Bei meinem abendlichen Nachrichtendurchgang habe ich gerade bei der NOS gelesen, dass die EU uns sogenannten „amerikanischen Verhältnissen“ im Rundfunkwerbungebereich näherbringen wird, obwohl sie genau das zu verhindern behauptet.
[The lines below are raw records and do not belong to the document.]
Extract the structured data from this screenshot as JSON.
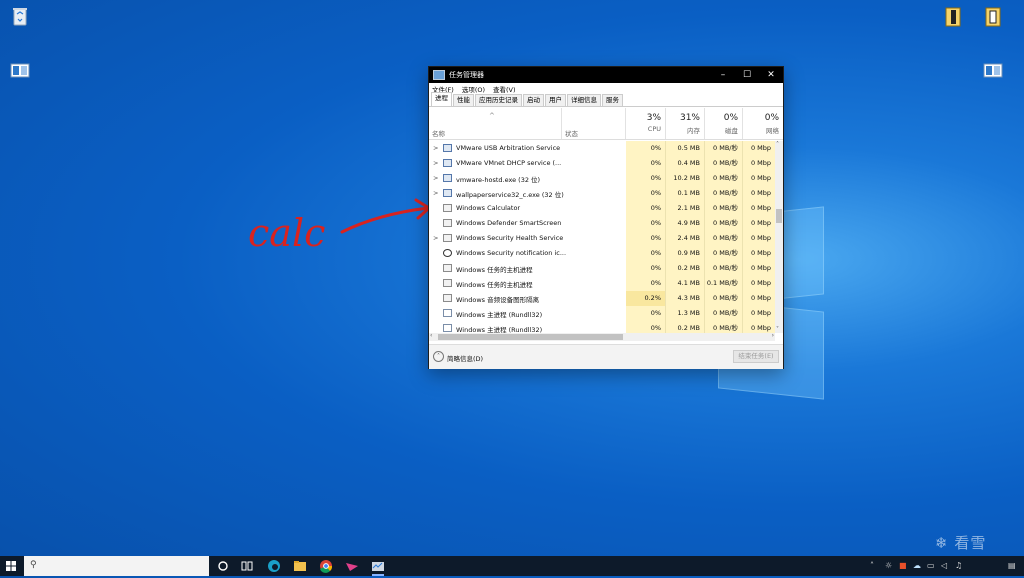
{
  "desktop": {
    "watermark_text": "看雪"
  },
  "window": {
    "title": "任务管理器",
    "menu": [
      "文件(F)",
      "选项(O)",
      "查看(V)"
    ],
    "tabs": [
      "进程",
      "性能",
      "应用历史记录",
      "启动",
      "用户",
      "详细信息",
      "服务"
    ],
    "active_tab_index": 0,
    "header": {
      "name_label": "名称",
      "status_label": "状态",
      "cpu_pct": "3%",
      "cpu_label": "CPU",
      "mem_pct": "31%",
      "mem_label": "内存",
      "disk_pct": "0%",
      "disk_label": "磁盘",
      "net_pct": "0%",
      "net_label": "网络"
    },
    "rows": [
      {
        "name": "VMware USB Arbitration Service",
        "expand": ">",
        "icon": "service-icon",
        "cpu": "0%",
        "mem": "0.5 MB",
        "disk": "0 MB/秒",
        "net": "0 Mbp"
      },
      {
        "name": "VMware VMnet DHCP service (...",
        "expand": ">",
        "icon": "service-icon",
        "cpu": "0%",
        "mem": "0.4 MB",
        "disk": "0 MB/秒",
        "net": "0 Mbp"
      },
      {
        "name": "vmware-hostd.exe (32 位)",
        "expand": ">",
        "icon": "service-icon",
        "cpu": "0%",
        "mem": "10.2 MB",
        "disk": "0 MB/秒",
        "net": "0 Mbp"
      },
      {
        "name": "wallpaperservice32_c.exe (32 位)",
        "expand": ">",
        "icon": "service-icon",
        "cpu": "0%",
        "mem": "0.1 MB",
        "disk": "0 MB/秒",
        "net": "0 Mbp"
      },
      {
        "name": "Windows Calculator",
        "expand": "",
        "icon": "app-icon",
        "cpu": "0%",
        "mem": "2.1 MB",
        "disk": "0 MB/秒",
        "net": "0 Mbp"
      },
      {
        "name": "Windows Defender SmartScreen",
        "expand": "",
        "icon": "app-icon",
        "cpu": "0%",
        "mem": "4.9 MB",
        "disk": "0 MB/秒",
        "net": "0 Mbp"
      },
      {
        "name": "Windows Security Health Service",
        "expand": ">",
        "icon": "app-icon",
        "cpu": "0%",
        "mem": "2.4 MB",
        "disk": "0 MB/秒",
        "net": "0 Mbp"
      },
      {
        "name": "Windows Security notification ic...",
        "expand": "",
        "icon": "shield-icon",
        "cpu": "0%",
        "mem": "0.9 MB",
        "disk": "0 MB/秒",
        "net": "0 Mbp"
      },
      {
        "name": "Windows 任务的主机进程",
        "expand": "",
        "icon": "app-icon",
        "cpu": "0%",
        "mem": "0.2 MB",
        "disk": "0 MB/秒",
        "net": "0 Mbp"
      },
      {
        "name": "Windows 任务的主机进程",
        "expand": "",
        "icon": "app-icon",
        "cpu": "0%",
        "mem": "4.1 MB",
        "disk": "0.1 MB/秒",
        "net": "0 Mbp"
      },
      {
        "name": "Windows 音频设备图形隔离",
        "expand": "",
        "icon": "app-icon",
        "cpu": "0.2%",
        "mem": "4.3 MB",
        "disk": "0 MB/秒",
        "net": "0 Mbp"
      },
      {
        "name": "Windows 主进程 (Rundll32)",
        "expand": "",
        "icon": "doc-icon",
        "cpu": "0%",
        "mem": "1.3 MB",
        "disk": "0 MB/秒",
        "net": "0 Mbp"
      },
      {
        "name": "Windows 主进程 (Rundll32)",
        "expand": "",
        "icon": "doc-icon",
        "cpu": "0%",
        "mem": "0.2 MB",
        "disk": "0 MB/秒",
        "net": "0 Mbp"
      }
    ],
    "footer": {
      "less_details": "简略信息(D)",
      "end_task": "结束任务(E)"
    }
  },
  "annotation": {
    "text": "calc",
    "color": "#d9231f"
  },
  "taskbar": {
    "apps": [
      "search-circle-icon",
      "task-view-icon",
      "edge-icon",
      "file-explorer-icon",
      "chrome-icon",
      "feather-app-icon",
      "task-manager-icon"
    ]
  }
}
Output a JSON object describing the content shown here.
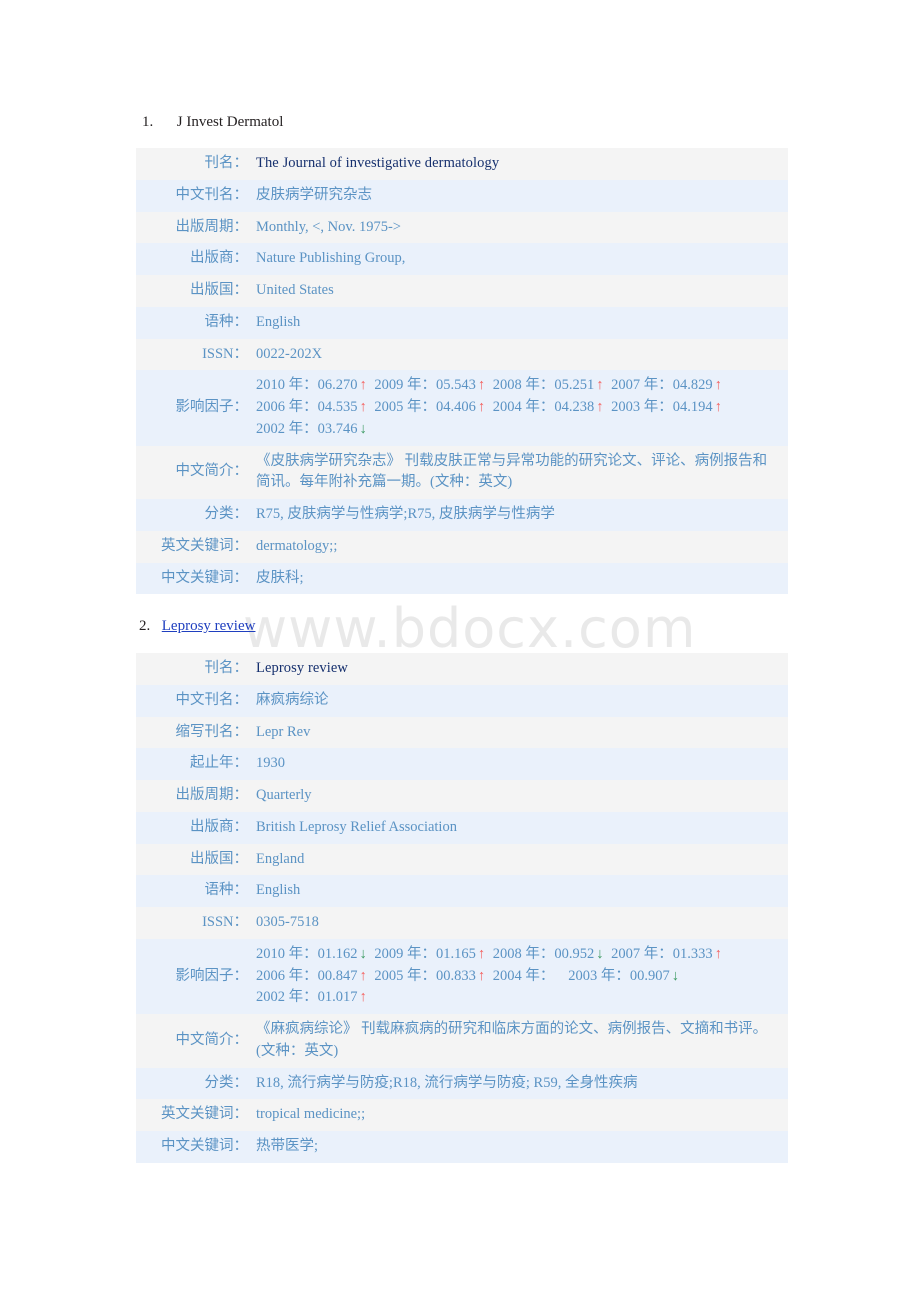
{
  "watermark": "www.bdocx.com",
  "labels": {
    "journal_name": "刊名：",
    "chinese_name": "中文刊名：",
    "abbrev_name": "缩写刊名：",
    "start_year": "起止年：",
    "frequency": "出版周期：",
    "publisher": "出版商：",
    "country": "出版国：",
    "language": "语种：",
    "issn": "ISSN：",
    "impact_factor": "影响因子：",
    "chinese_intro": "中文简介：",
    "category": "分类：",
    "en_keywords": "英文关键词：",
    "cn_keywords": "中文关键词："
  },
  "colors": {
    "label": "#5b93c4",
    "value": "#5b93c4",
    "title": "#16306e",
    "link": "#1f3fbf",
    "up_arrow": "#f4615f",
    "down_arrow": "#3d9b63",
    "row_odd": "#f4f4f4",
    "row_even": "#eaf1fb",
    "watermark": "#e9e9e9"
  },
  "entries": [
    {
      "number": "1.",
      "heading": "J Invest Dermatol",
      "heading_is_link": false,
      "rows": [
        {
          "key": "journal_name",
          "label": "刊名：",
          "value": "The Journal of investigative dermatology",
          "style": "title"
        },
        {
          "key": "chinese_name",
          "label": "中文刊名：",
          "value": "皮肤病学研究杂志"
        },
        {
          "key": "frequency",
          "label": "出版周期：",
          "value": "Monthly, <, Nov. 1975->"
        },
        {
          "key": "publisher",
          "label": "出版商：",
          "value": "Nature Publishing Group,"
        },
        {
          "key": "country",
          "label": "出版国：",
          "value": "United States"
        },
        {
          "key": "language",
          "label": "语种：",
          "value": "English"
        },
        {
          "key": "issn",
          "label": "ISSN：",
          "value": "0022-202X"
        }
      ],
      "impact_factor": {
        "label": "影响因子：",
        "points": [
          {
            "year": "2010",
            "value": "06.270",
            "trend": "up"
          },
          {
            "year": "2009",
            "value": "05.543",
            "trend": "up"
          },
          {
            "year": "2008",
            "value": "05.251",
            "trend": "up"
          },
          {
            "year": "2007",
            "value": "04.829",
            "trend": "up"
          },
          {
            "year": "2006",
            "value": "04.535",
            "trend": "up"
          },
          {
            "year": "2005",
            "value": "04.406",
            "trend": "up"
          },
          {
            "year": "2004",
            "value": "04.238",
            "trend": "up"
          },
          {
            "year": "2003",
            "value": "04.194",
            "trend": "up"
          },
          {
            "year": "2002",
            "value": "03.746",
            "trend": "down"
          }
        ]
      },
      "intro": {
        "label": "中文简介：",
        "value": "《皮肤病学研究杂志》 刊载皮肤正常与异常功能的研究论文、评论、病例报告和简讯。每年附补充篇一期。(文种：英文)"
      },
      "category": {
        "label": "分类：",
        "value": "R75, 皮肤病学与性病学;R75, 皮肤病学与性病学"
      },
      "en_keywords": {
        "label": "英文关键词：",
        "value": "dermatology;;"
      },
      "cn_keywords": {
        "label": "中文关键词：",
        "value": "皮肤科;"
      }
    },
    {
      "number": "2.",
      "heading": "Leprosy review",
      "heading_is_link": true,
      "rows": [
        {
          "key": "journal_name",
          "label": "刊名：",
          "value": "Leprosy review",
          "style": "title"
        },
        {
          "key": "chinese_name",
          "label": "中文刊名：",
          "value": "麻疯病综论"
        },
        {
          "key": "abbrev_name",
          "label": "缩写刊名：",
          "value": "Lepr Rev"
        },
        {
          "key": "start_year",
          "label": "起止年：",
          "value": "1930"
        },
        {
          "key": "frequency",
          "label": "出版周期：",
          "value": "Quarterly"
        },
        {
          "key": "publisher",
          "label": "出版商：",
          "value": "British Leprosy Relief Association"
        },
        {
          "key": "country",
          "label": "出版国：",
          "value": "England"
        },
        {
          "key": "language",
          "label": "语种：",
          "value": "English"
        },
        {
          "key": "issn",
          "label": "ISSN：",
          "value": "0305-7518"
        }
      ],
      "impact_factor": {
        "label": "影响因子：",
        "points": [
          {
            "year": "2010",
            "value": "01.162",
            "trend": "down"
          },
          {
            "year": "2009",
            "value": "01.165",
            "trend": "up"
          },
          {
            "year": "2008",
            "value": "00.952",
            "trend": "down"
          },
          {
            "year": "2007",
            "value": "01.333",
            "trend": "up"
          },
          {
            "year": "2006",
            "value": "00.847",
            "trend": "up"
          },
          {
            "year": "2005",
            "value": "00.833",
            "trend": "up"
          },
          {
            "year": "2004",
            "value": "",
            "trend": "none"
          },
          {
            "year": "2003",
            "value": "00.907",
            "trend": "down"
          },
          {
            "year": "2002",
            "value": "01.017",
            "trend": "up"
          }
        ]
      },
      "intro": {
        "label": "中文简介：",
        "value": "《麻疯病综论》 刊载麻疯病的研究和临床方面的论文、病例报告、文摘和书评。(文种：英文)"
      },
      "category": {
        "label": "分类：",
        "value": "R18, 流行病学与防疫;R18, 流行病学与防疫; R59, 全身性疾病"
      },
      "en_keywords": {
        "label": "英文关键词：",
        "value": "tropical medicine;;"
      },
      "cn_keywords": {
        "label": "中文关键词：",
        "value": "热带医学;"
      }
    }
  ]
}
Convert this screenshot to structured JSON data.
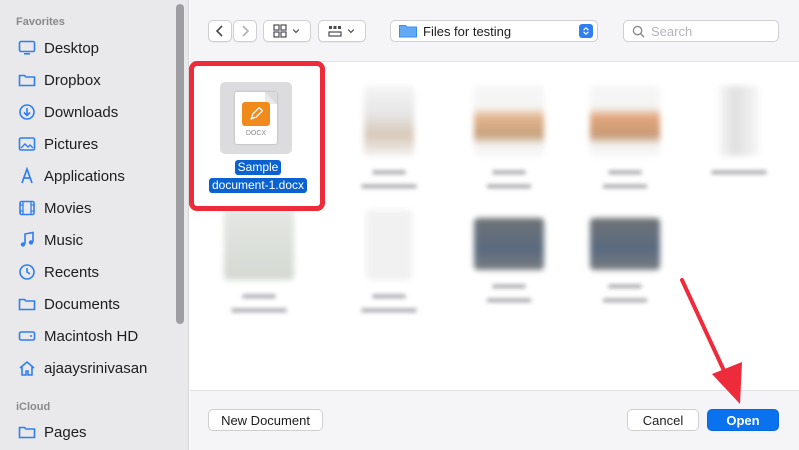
{
  "sidebar": {
    "favorites_label": "Favorites",
    "icloud_label": "iCloud",
    "items": [
      {
        "label": "Desktop",
        "icon": "desktop-icon"
      },
      {
        "label": "Dropbox",
        "icon": "folder-icon"
      },
      {
        "label": "Downloads",
        "icon": "download-icon"
      },
      {
        "label": "Pictures",
        "icon": "pictures-icon"
      },
      {
        "label": "Applications",
        "icon": "applications-icon"
      },
      {
        "label": "Movies",
        "icon": "movies-icon"
      },
      {
        "label": "Music",
        "icon": "music-icon"
      },
      {
        "label": "Recents",
        "icon": "clock-icon"
      },
      {
        "label": "Documents",
        "icon": "folder-icon"
      },
      {
        "label": "Macintosh HD",
        "icon": "disk-icon"
      },
      {
        "label": "ajaaysrinivasan",
        "icon": "home-icon"
      }
    ],
    "icloud_items": [
      {
        "label": "Pages",
        "icon": "folder-icon"
      }
    ]
  },
  "toolbar": {
    "location": "Files for testing",
    "search_placeholder": "Search"
  },
  "files": {
    "selected": {
      "line1": "Sample",
      "line2": "document-1.docx",
      "ext": "DOCX"
    }
  },
  "footer": {
    "new_document": "New Document",
    "cancel": "Cancel",
    "open": "Open"
  },
  "colors": {
    "accent": "#0a72ee",
    "selection": "#0a62d0",
    "highlight_box": "#ee2b3a",
    "docx_badge": "#f08a1c"
  }
}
Die für Medien zuständigen Minister haben nämlich beschlossen, dass Rundfunkwerbung künftig nicht mehr in Blöcken ausgestrahlt werden muss. Die einzelnen Stationen können nun selbst bestimmen, wie sie die Werbung über die gesamte Sendestunde verteilen. „Allerdings“, so fährt der Bericht fort, „wird die Regel aufrechterhalten, dass pro Sendestunde nur 12 Werbeminuten erlaubt sind, um – wie es heißt – amerikanischen Verhältnissen zu entgehen.“

Was soll man da noch sagen? Gebührt da unserer europäischen Kommission nicht der große Dank aller Nationen, dass sie uns *nur* 12 Minuten pro Sendestunde Werbung schenken, also 20 Prozent der zur Verfügung stehenden Sendezeit? Zieht man dann noch Nachrichten, Wetter und Verkehrshinweise ab, dann ist rund ein drittel der Sendestunde verloren. Gerade bei Wortbeiträgen ist das doch eine Katastrophe. Und da Wortbeiträge schon seit Längerem nicht mehr Länger als drei Minuten sind, oder nur sehr selten, bevor wieder ein vierminütiger Musiktitel gespielt wird, ein Jingle kommt und noch ein Musiktitel folgt, kommen wir pro Stunde ungefähr auf 12 bis 14 Minuten Wortinhalt. Das sind nicht amerikanische Verhältnisse? Ich war noch nie drüben, aber mein Gott, wie sieht es dann dort aus?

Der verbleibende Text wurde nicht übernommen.